Pour aller vite, il semble que les moeurs se soient légèrement déliées à la fin du XIXème et jusqu'aux années trente, entre autre sous l'influence de quelques intellectuels audacieux (Genet, Gide, Cocteau, Proust, Colette), de célébrités mondaines et de la diminution des tensions répressives. Cette diminution des tensions n'aurait cependant permis qu'une plus grande affirmation des individus dans leurs comportements, mais non un affaiblissement de la pression du qu'en-dira-t-on : en gros, faites ce que vous voulez mais tâchez de ne pas vous faire une réputation - quelques personnalités échappent cependant à cette règle. Ainsi, sauf gros scandale, le système judiciaire est plus que tolérant : les personnes arrêtées, y compris en flagrant délit, sous la pression d'une dénonciation soutenue, sont relâchées sans être inquiétées. le reste du temps, les relations gays, sauf si l'un des partenaires est mineur, échappent à la loi. Il semblerait que le lesbianisme soit moins toléré, au prétexte d'une accusation d' incitation à la débauche plus marquée : le lesbianisme est perçue comme une distraction pour vieux messieurs voyeurs. En outre, la masculinisation crée des tensions au sein même du monde lesbien - Colette y voyant par exemple une continuation d'une inféodation au principe patriarcal par la prise du rôle dominant par la « garçonne » plutôt qu'un cheminement émancipatoire féministe auquel elle aspire vers les comportements voluptueux qu'autorise la pratique de l'amour sans les hommes.
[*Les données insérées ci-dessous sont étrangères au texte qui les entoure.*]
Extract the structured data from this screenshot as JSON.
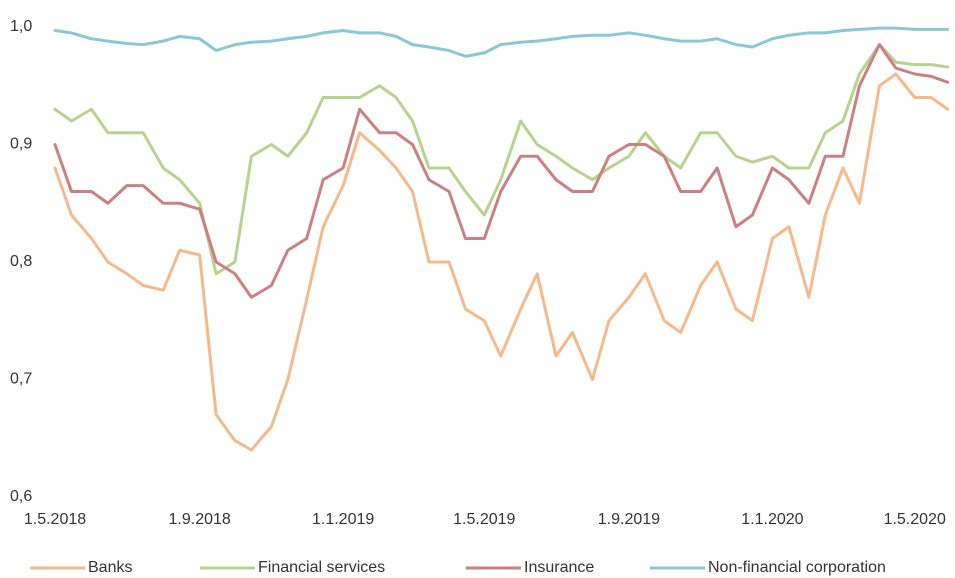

De l'autre côté, sans qu'elle élève pour autant la dignité de ceux qui s'en réclament, la féminisation des comportements masculins chez les gays (folles, tantes et travestis) paraît provoquer davantage l'adhésion des opinions pour l'amusement qu'elle provoque. L'auteur souligne aussi avec insistance que la dichotomie hétéro-homo est bien pâle durant les années folles ; ces termes scientifiques n'ayant pas cours au sein d'une population peu encline à suivre les cloisonnements qu'imposent les connaissances et à se laisser guider par elles : on vit, tout simplement, sans se laisser inquiéter par un qualificatif ou un autre, et tel homme et telle femme couche avec qui lui plaît comme cela vient au gré des circonstances et selon son désir.

Il ressort une impression que la médiatisation à grande échelle des mêmes principes théoriques auraient, sous l'influence entre autre de la culture américaine et de l'héritage de l'intransigeance des pensées d'extrême-droite, à partir de la fin des années quarante, figé en principe régulateur des passions qui s'exprimaient plus librement au plus fort de la troisième république. Car cette période libérée que connaît aussi Berlin, et peut-être même à une échelle plus élevée encore, s'achève brutalement par les descentes de police, les réductions des lieux de rencontres dans toute l'Europe dès le début des années trente jusqu'aux fermetures d'établissement avec la mobilisation générale et, à Paris, la débâcle de quarante.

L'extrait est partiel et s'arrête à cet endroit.